Closed jceloria closed 8 years ago
Hi, the easy way to keep podcasts up to date is to have greg sync
as a cron job. The greg download
command you were suggesting would download all podcasts from the past 5 days, regardless of whether it had already downloaded them before.
As for the second part of your question, greg currently does not do anything to downloaded files. Once they have been downloaded, greg's job is over. I think that's as it should be. To keep your directories free of stuff older than 5 days you could perhaps use find
in another cron job. I believe the right incantation would be something like this:
find /path/to/podcast/dir/* -type f -mtime +5 -exec rm {} \
There's an rm
in there, so please test that I got it right before erasing something you didn't mean to!
Manolo
Thank you, that's all I was looking for. I just wanted to make sure I wasn't missing something and then reinventing the wheel.
Much appreciated!
On Mon, Oct 12, 2015 at 4:41 PM, manolomartinez notifications@github.com wrote:
Hi, the easy way to keep podcasts up to date is to have greg sync as a cron job. The greg download command you were suggesting would download all podcasts from the past 5 days, regardless of whether it had already downloaded them before.
As for the second part of your question, greg currently does not do anything to downloaded files. Once they have been downloaded, greg's job is over. I think that's as it should be. To keep your directories free of stuff older than 5 days you could perhaps use find in another cron job. I believe the right incantation would be something like this:
find /path/to/podcast/dir/* -type f -mtime +5 -exec rm {} \
There's an rm there, so please test that I got it right before erasing something you didn't want to!
Manolo
— Reply to this email directly or view it on GitHub https://github.com/manolomartinez/greg/issues/33#issuecomment-147529705.
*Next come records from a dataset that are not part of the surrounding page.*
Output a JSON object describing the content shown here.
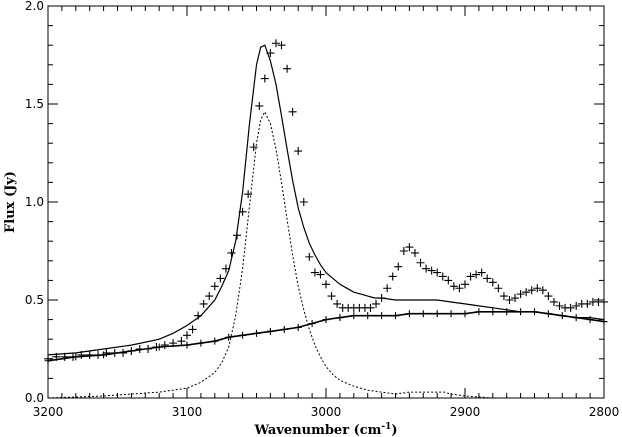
{
  "chart_data": {
    "type": "line",
    "title": "",
    "xlabel_main": "Wavenumber (cm",
    "xlabel_sup": "-1",
    "xlabel_tail": ")",
    "ylabel": "Flux (Jy)",
    "xlim": [
      3200,
      2800
    ],
    "ylim": [
      0.0,
      2.0
    ],
    "x_reversed": true,
    "grid": false,
    "x_ticks": [
      3200,
      3100,
      3000,
      2900,
      2800
    ],
    "x_tick_labels": [
      "3200",
      "3100",
      "3000",
      "2900",
      "2800"
    ],
    "y_ticks": [
      0.0,
      0.5,
      1.0,
      1.5,
      2.0
    ],
    "y_tick_labels": [
      "0.0",
      "0.5",
      "1.0",
      "1.5",
      "2.0"
    ],
    "series": [
      {
        "style": "plus-markers",
        "x": [
          3200,
          3194,
          3188,
          3182,
          3176,
          3170,
          3164,
          3158,
          3152,
          3146,
          3140,
          3134,
          3128,
          3122,
          3116,
          3110,
          3104,
          3100,
          3096,
          3092,
          3088,
          3084,
          3080,
          3076,
          3072,
          3068,
          3064,
          3060,
          3056,
          3052,
          3048,
          3044,
          3040,
          3036,
          3032,
          3028,
          3024,
          3020,
          3016,
          3012,
          3008,
          3004,
          3000,
          2996,
          2992,
          2988,
          2984,
          2980,
          2976,
          2972,
          2968,
          2964,
          2960,
          2956,
          2952,
          2948,
          2944,
          2940,
          2936,
          2932,
          2928,
          2924,
          2920,
          2916,
          2912,
          2908,
          2904,
          2900,
          2896,
          2892,
          2888,
          2884,
          2880,
          2876,
          2872,
          2868,
          2864,
          2860,
          2856,
          2852,
          2848,
          2844,
          2840,
          2836,
          2832,
          2828,
          2824,
          2820,
          2816,
          2812,
          2808,
          2804,
          2800
        ],
        "y": [
          0.2,
          0.21,
          0.21,
          0.21,
          0.22,
          0.22,
          0.22,
          0.23,
          0.23,
          0.23,
          0.24,
          0.25,
          0.25,
          0.26,
          0.27,
          0.28,
          0.29,
          0.32,
          0.35,
          0.42,
          0.48,
          0.52,
          0.57,
          0.61,
          0.66,
          0.74,
          0.83,
          0.95,
          1.04,
          1.28,
          1.49,
          1.63,
          1.76,
          1.81,
          1.8,
          1.68,
          1.46,
          1.26,
          1.0,
          0.72,
          0.64,
          0.63,
          0.58,
          0.52,
          0.48,
          0.46,
          0.46,
          0.46,
          0.46,
          0.46,
          0.46,
          0.48,
          0.51,
          0.56,
          0.62,
          0.67,
          0.75,
          0.77,
          0.74,
          0.69,
          0.66,
          0.65,
          0.64,
          0.62,
          0.6,
          0.57,
          0.56,
          0.58,
          0.62,
          0.63,
          0.64,
          0.61,
          0.59,
          0.56,
          0.52,
          0.5,
          0.51,
          0.53,
          0.54,
          0.55,
          0.56,
          0.55,
          0.52,
          0.49,
          0.47,
          0.46,
          0.46,
          0.47,
          0.48,
          0.48,
          0.49,
          0.49,
          0.49
        ]
      },
      {
        "style": "solid",
        "x": [
          3200,
          3180,
          3160,
          3140,
          3120,
          3110,
          3100,
          3090,
          3080,
          3075,
          3070,
          3065,
          3060,
          3055,
          3050,
          3047,
          3044,
          3040,
          3036,
          3032,
          3028,
          3024,
          3020,
          3016,
          3012,
          3008,
          3004,
          3000,
          2995,
          2990,
          2985,
          2980,
          2975,
          2970,
          2965,
          2960,
          2950,
          2940,
          2930,
          2920,
          2910,
          2900,
          2890,
          2880,
          2870,
          2860,
          2850,
          2840,
          2830,
          2820,
          2810,
          2800
        ],
        "y": [
          0.22,
          0.23,
          0.25,
          0.27,
          0.3,
          0.33,
          0.37,
          0.42,
          0.5,
          0.57,
          0.65,
          0.8,
          1.05,
          1.4,
          1.7,
          1.79,
          1.8,
          1.72,
          1.6,
          1.44,
          1.27,
          1.11,
          0.97,
          0.87,
          0.79,
          0.73,
          0.68,
          0.64,
          0.61,
          0.58,
          0.56,
          0.54,
          0.53,
          0.52,
          0.51,
          0.51,
          0.5,
          0.5,
          0.5,
          0.5,
          0.49,
          0.48,
          0.47,
          0.46,
          0.45,
          0.44,
          0.44,
          0.43,
          0.42,
          0.41,
          0.41,
          0.4
        ]
      },
      {
        "style": "dotted",
        "x": [
          3200,
          3160,
          3120,
          3100,
          3090,
          3080,
          3075,
          3070,
          3065,
          3060,
          3055,
          3050,
          3047,
          3044,
          3040,
          3036,
          3032,
          3028,
          3024,
          3020,
          3016,
          3012,
          3008,
          3004,
          3000,
          2995,
          2990,
          2980,
          2970,
          2960,
          2950,
          2940,
          2935,
          2930,
          2925,
          2920,
          2915,
          2910,
          2900,
          2880,
          2860,
          2840,
          2820,
          2800
        ],
        "y": [
          0.0,
          0.01,
          0.03,
          0.05,
          0.08,
          0.13,
          0.18,
          0.26,
          0.42,
          0.66,
          0.98,
          1.3,
          1.42,
          1.46,
          1.4,
          1.27,
          1.1,
          0.91,
          0.73,
          0.57,
          0.45,
          0.35,
          0.27,
          0.21,
          0.16,
          0.12,
          0.09,
          0.06,
          0.04,
          0.03,
          0.02,
          0.03,
          0.03,
          0.03,
          0.03,
          0.03,
          0.03,
          0.02,
          0.01,
          0.0,
          0.0,
          0.0,
          0.0,
          0.0
        ]
      },
      {
        "style": "continuum-with-plus",
        "x": [
          3200,
          3180,
          3160,
          3140,
          3120,
          3100,
          3090,
          3080,
          3070,
          3060,
          3050,
          3040,
          3030,
          3020,
          3010,
          3000,
          2990,
          2980,
          2970,
          2960,
          2950,
          2940,
          2930,
          2920,
          2910,
          2900,
          2890,
          2880,
          2870,
          2860,
          2850,
          2840,
          2830,
          2820,
          2810,
          2800
        ],
        "y": [
          0.19,
          0.21,
          0.22,
          0.24,
          0.26,
          0.27,
          0.28,
          0.29,
          0.31,
          0.32,
          0.33,
          0.34,
          0.35,
          0.36,
          0.38,
          0.4,
          0.41,
          0.42,
          0.42,
          0.42,
          0.42,
          0.43,
          0.43,
          0.43,
          0.43,
          0.43,
          0.44,
          0.44,
          0.44,
          0.44,
          0.44,
          0.43,
          0.42,
          0.41,
          0.4,
          0.39
        ]
      }
    ]
  }
}
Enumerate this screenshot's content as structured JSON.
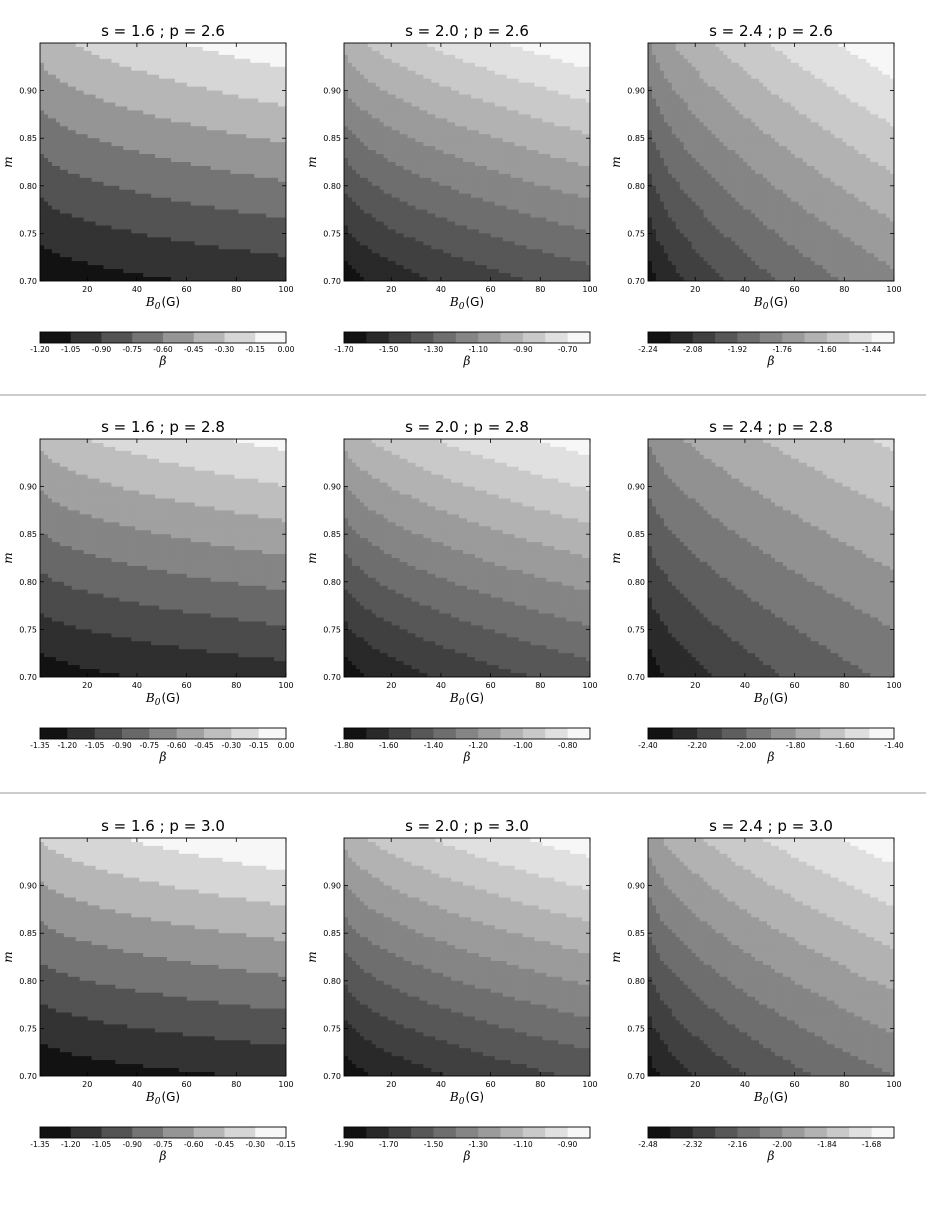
{
  "chart_data": [
    {
      "type": "contourf",
      "title": "s = 1.6 ; p = 2.6",
      "s": 1.6,
      "p": 2.6,
      "xlabel": "B",
      "xlabel_sub": "0",
      "xlabel_unit": "(G)",
      "ylabel": "m",
      "colorbar_label": "β",
      "xlim": [
        1,
        100
      ],
      "ylim": [
        0.7,
        0.95
      ],
      "xticks": [
        "20",
        "40",
        "60",
        "80",
        "100"
      ],
      "yticks": [
        "0.70",
        "0.75",
        "0.80",
        "0.85",
        "0.90"
      ],
      "levels": [
        -1.2,
        -1.05,
        -0.9,
        -0.75,
        -0.6,
        -0.45,
        -0.3,
        -0.15,
        0.0
      ],
      "colorbar_ticks": [
        "-1.20",
        "-1.05",
        "-0.90",
        "-0.75",
        "-0.60",
        "-0.45",
        "-0.30",
        "-0.15",
        "0.00"
      ],
      "corners": {
        "bottom_left": -1.18,
        "bottom_right": -1.0,
        "top_left": -0.4,
        "top_right": -0.05
      }
    },
    {
      "type": "contourf",
      "title": "s = 2.0 ; p = 2.6",
      "s": 2.0,
      "p": 2.6,
      "xlabel": "B",
      "xlabel_sub": "0",
      "xlabel_unit": "(G)",
      "ylabel": "m",
      "colorbar_label": "β",
      "xlim": [
        1,
        100
      ],
      "ylim": [
        0.7,
        0.95
      ],
      "xticks": [
        "20",
        "40",
        "60",
        "80",
        "100"
      ],
      "yticks": [
        "0.70",
        "0.75",
        "0.80",
        "0.85",
        "0.90"
      ],
      "levels": [
        -1.7,
        -1.6,
        -1.5,
        -1.4,
        -1.3,
        -1.2,
        -1.1,
        -1.0,
        -0.9,
        -0.8,
        -0.7,
        -0.6
      ],
      "colorbar_ticks": [
        "-1.70",
        "-1.50",
        "-1.30",
        "-1.10",
        "-0.90",
        "-0.70"
      ],
      "corners": {
        "bottom_left": -1.68,
        "bottom_right": -1.35,
        "top_left": -0.98,
        "top_right": -0.62
      }
    },
    {
      "type": "contourf",
      "title": "s = 2.4 ; p = 2.6",
      "s": 2.4,
      "p": 2.6,
      "xlabel": "B",
      "xlabel_sub": "0",
      "xlabel_unit": "(G)",
      "ylabel": "m",
      "colorbar_label": "β",
      "xlim": [
        1,
        100
      ],
      "ylim": [
        0.7,
        0.95
      ],
      "xticks": [
        "20",
        "40",
        "60",
        "80",
        "100"
      ],
      "yticks": [
        "0.70",
        "0.75",
        "0.80",
        "0.85",
        "0.90"
      ],
      "levels": [
        -2.24,
        -2.16,
        -2.08,
        -2.0,
        -1.92,
        -1.84,
        -1.76,
        -1.68,
        -1.6,
        -1.52,
        -1.44,
        -1.36
      ],
      "colorbar_ticks": [
        "-2.24",
        "-2.08",
        "-1.92",
        "-1.76",
        "-1.60",
        "-1.44"
      ],
      "corners": {
        "bottom_left": -2.22,
        "bottom_right": -1.78,
        "top_left": -1.78,
        "top_right": -1.38
      }
    },
    {
      "type": "contourf",
      "title": "s = 1.6 ; p = 2.8",
      "s": 1.6,
      "p": 2.8,
      "xlabel": "B",
      "xlabel_sub": "0",
      "xlabel_unit": "(G)",
      "ylabel": "m",
      "colorbar_label": "β",
      "xlim": [
        1,
        100
      ],
      "ylim": [
        0.7,
        0.95
      ],
      "xticks": [
        "20",
        "40",
        "60",
        "80",
        "100"
      ],
      "yticks": [
        "0.70",
        "0.75",
        "0.80",
        "0.85",
        "0.90"
      ],
      "levels": [
        -1.35,
        -1.2,
        -1.05,
        -0.9,
        -0.75,
        -0.6,
        -0.45,
        -0.3,
        -0.15,
        0.0
      ],
      "colorbar_ticks": [
        "-1.35",
        "-1.20",
        "-1.05",
        "-0.90",
        "-0.75",
        "-0.60",
        "-0.45",
        "-0.30",
        "-0.15",
        "0.00"
      ],
      "corners": {
        "bottom_left": -1.3,
        "bottom_right": -1.12,
        "top_left": -0.42,
        "top_right": -0.1
      }
    },
    {
      "type": "contourf",
      "title": "s = 2.0 ; p = 2.8",
      "s": 2.0,
      "p": 2.8,
      "xlabel": "B",
      "xlabel_sub": "0",
      "xlabel_unit": "(G)",
      "ylabel": "m",
      "colorbar_label": "β",
      "xlim": [
        1,
        100
      ],
      "ylim": [
        0.7,
        0.95
      ],
      "xticks": [
        "20",
        "40",
        "60",
        "80",
        "100"
      ],
      "yticks": [
        "0.70",
        "0.75",
        "0.80",
        "0.85",
        "0.90"
      ],
      "levels": [
        -1.8,
        -1.7,
        -1.6,
        -1.5,
        -1.4,
        -1.3,
        -1.2,
        -1.1,
        -1.0,
        -0.9,
        -0.8,
        -0.7
      ],
      "colorbar_ticks": [
        "-1.80",
        "-1.60",
        "-1.40",
        "-1.20",
        "-1.00",
        "-0.80"
      ],
      "corners": {
        "bottom_left": -1.78,
        "bottom_right": -1.45,
        "top_left": -1.08,
        "top_right": -0.75
      }
    },
    {
      "type": "contourf",
      "title": "s = 2.4 ; p = 2.8",
      "s": 2.4,
      "p": 2.8,
      "xlabel": "B",
      "xlabel_sub": "0",
      "xlabel_unit": "(G)",
      "ylabel": "m",
      "colorbar_label": "β",
      "xlim": [
        1,
        100
      ],
      "ylim": [
        0.7,
        0.95
      ],
      "xticks": [
        "20",
        "40",
        "60",
        "80",
        "100"
      ],
      "yticks": [
        "0.70",
        "0.75",
        "0.80",
        "0.85",
        "0.90"
      ],
      "levels": [
        -2.4,
        -2.3,
        -2.2,
        -2.1,
        -2.0,
        -1.9,
        -1.8,
        -1.7,
        -1.6,
        -1.5,
        -1.4
      ],
      "colorbar_ticks": [
        "-2.40",
        "-2.20",
        "-2.00",
        "-1.80",
        "-1.60",
        "-1.40"
      ],
      "corners": {
        "bottom_left": -2.38,
        "bottom_right": -1.98,
        "top_left": -1.9,
        "top_right": -1.58
      }
    },
    {
      "type": "contourf",
      "title": "s = 1.6 ; p = 3.0",
      "s": 1.6,
      "p": 3.0,
      "xlabel": "B",
      "xlabel_sub": "0",
      "xlabel_unit": "(G)",
      "ylabel": "m",
      "colorbar_label": "β",
      "xlim": [
        1,
        100
      ],
      "ylim": [
        0.7,
        0.95
      ],
      "xticks": [
        "20",
        "40",
        "60",
        "80",
        "100"
      ],
      "yticks": [
        "0.70",
        "0.75",
        "0.80",
        "0.85",
        "0.90"
      ],
      "levels": [
        -1.35,
        -1.2,
        -1.05,
        -0.9,
        -0.75,
        -0.6,
        -0.45,
        -0.3,
        -0.15
      ],
      "colorbar_ticks": [
        "-1.35",
        "-1.20",
        "-1.05",
        "-0.90",
        "-0.75",
        "-0.60",
        "-0.45",
        "-0.30",
        "-0.15"
      ],
      "corners": {
        "bottom_left": -1.33,
        "bottom_right": -1.18,
        "top_left": -0.45,
        "top_right": -0.16
      }
    },
    {
      "type": "contourf",
      "title": "s = 2.0 ; p = 3.0",
      "s": 2.0,
      "p": 3.0,
      "xlabel": "B",
      "xlabel_sub": "0",
      "xlabel_unit": "(G)",
      "ylabel": "m",
      "colorbar_label": "β",
      "xlim": [
        1,
        100
      ],
      "ylim": [
        0.7,
        0.95
      ],
      "xticks": [
        "20",
        "40",
        "60",
        "80",
        "100"
      ],
      "yticks": [
        "0.70",
        "0.75",
        "0.80",
        "0.85",
        "0.90"
      ],
      "levels": [
        -1.9,
        -1.8,
        -1.7,
        -1.6,
        -1.5,
        -1.4,
        -1.3,
        -1.2,
        -1.1,
        -1.0,
        -0.9,
        -0.8
      ],
      "colorbar_ticks": [
        "-1.90",
        "-1.70",
        "-1.50",
        "-1.30",
        "-1.10",
        "-0.90"
      ],
      "corners": {
        "bottom_left": -1.88,
        "bottom_right": -1.58,
        "top_left": -1.18,
        "top_right": -0.84
      }
    },
    {
      "type": "contourf",
      "title": "s = 2.4 ; p = 3.0",
      "s": 2.4,
      "p": 3.0,
      "xlabel": "B",
      "xlabel_sub": "0",
      "xlabel_unit": "(G)",
      "ylabel": "m",
      "colorbar_label": "β",
      "xlim": [
        1,
        100
      ],
      "ylim": [
        0.7,
        0.95
      ],
      "xticks": [
        "20",
        "40",
        "60",
        "80",
        "100"
      ],
      "yticks": [
        "0.70",
        "0.75",
        "0.80",
        "0.85",
        "0.90"
      ],
      "levels": [
        -2.48,
        -2.4,
        -2.32,
        -2.24,
        -2.16,
        -2.08,
        -2.0,
        -1.92,
        -1.84,
        -1.76,
        -1.68,
        -1.6
      ],
      "colorbar_ticks": [
        "-2.48",
        "-2.32",
        "-2.16",
        "-2.00",
        "-1.84",
        "-1.68"
      ],
      "corners": {
        "bottom_left": -2.46,
        "bottom_right": -2.08,
        "top_left": -1.98,
        "top_right": -1.63
      }
    }
  ]
}
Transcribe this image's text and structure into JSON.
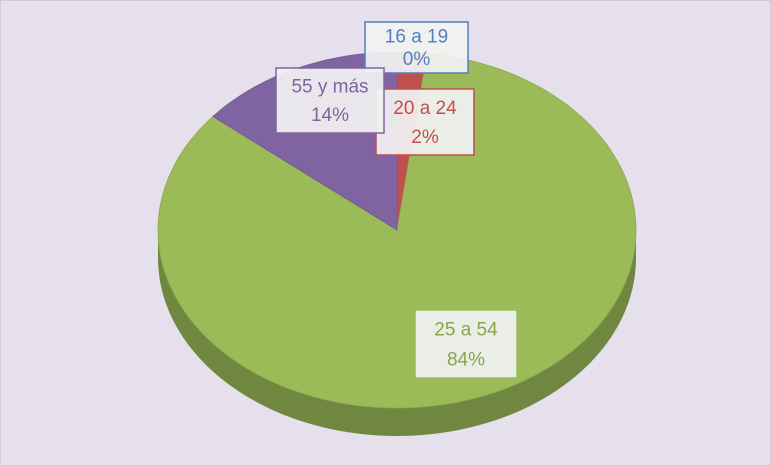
{
  "chart_data": {
    "type": "pie",
    "categories": [
      "16 a 19",
      "20 a 24",
      "25 a 54",
      "55 y más"
    ],
    "values": [
      0,
      2,
      84,
      14
    ],
    "value_labels": [
      "0%",
      "2%",
      "84%",
      "14%"
    ],
    "colors": [
      "#4f81bd",
      "#c0504d",
      "#9bbb59",
      "#8064a2"
    ]
  }
}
Thank you for reporting :) Closing now.
Instead of using cron alternatively systemd user timers could be used (which are files that could be offered by greg) on systems using it as init system (like Arch)
Huh, care expanding on that solution? It sounds interesting.
Two unit files needs to be created. greg.service and greg.timer. Installed would those files into /usr/lib/systemd/user (if a user wants to customize the fetch time he needs to copy it into $HOME/.config/systemd/user/ or /etc/systemd/user)
The service (greg.service) would look like:
[Unit] Description=Greg - Podcast aggregator Documentation=
RequiresMountsFor=/home/ [Service] Type=simple ExecStart=/usr/bin/greg download
(IIRC more than one ExecStart can be added for example to add this find-remove command)
And the timer (greg.timer) would look like:
[Unit] Description=Timer for greg
[Timer] OnBootSec=1h OnUnitActiveSec=5h
[Install] WantedBy=timers.target
Activating is done via
systemctl --user start greg.timer
OnBootSec activates the .service 1h after booting. After that OnUnitActiveSec should take control and check/download every 5h
Thanks a lot for the explanation, Narrat. As with some other systemd tools, I am not sure how this improves over cron jobs. I'll think about it.
Thanks again, M
The Arch-wiki lists some points https://wiki.archlinux.org/index.php/Systemd/Timers#As_a_cron_replacement
I'm new to greg and my apologies if I'm missing something in the documentation or the configuration file, but does greg have the ability to keep a number of podcasts and clean up previous downloads? For example if I wanted to always have on hand the last 5 days of a subscribed show, I assume I would run 'greg download [0-4|-d YYYY-MM-DD]' via cron or something but would previous downloads be cleaned up or would I have to have another script or something do that for me?
I am planning on downloading the podcasts to a shared location that I'd like to expose to my home theater media manager and don't always listen everyday but it would be nice to have the last few days available.
I appreciate the work on this, it looks pretty awesome!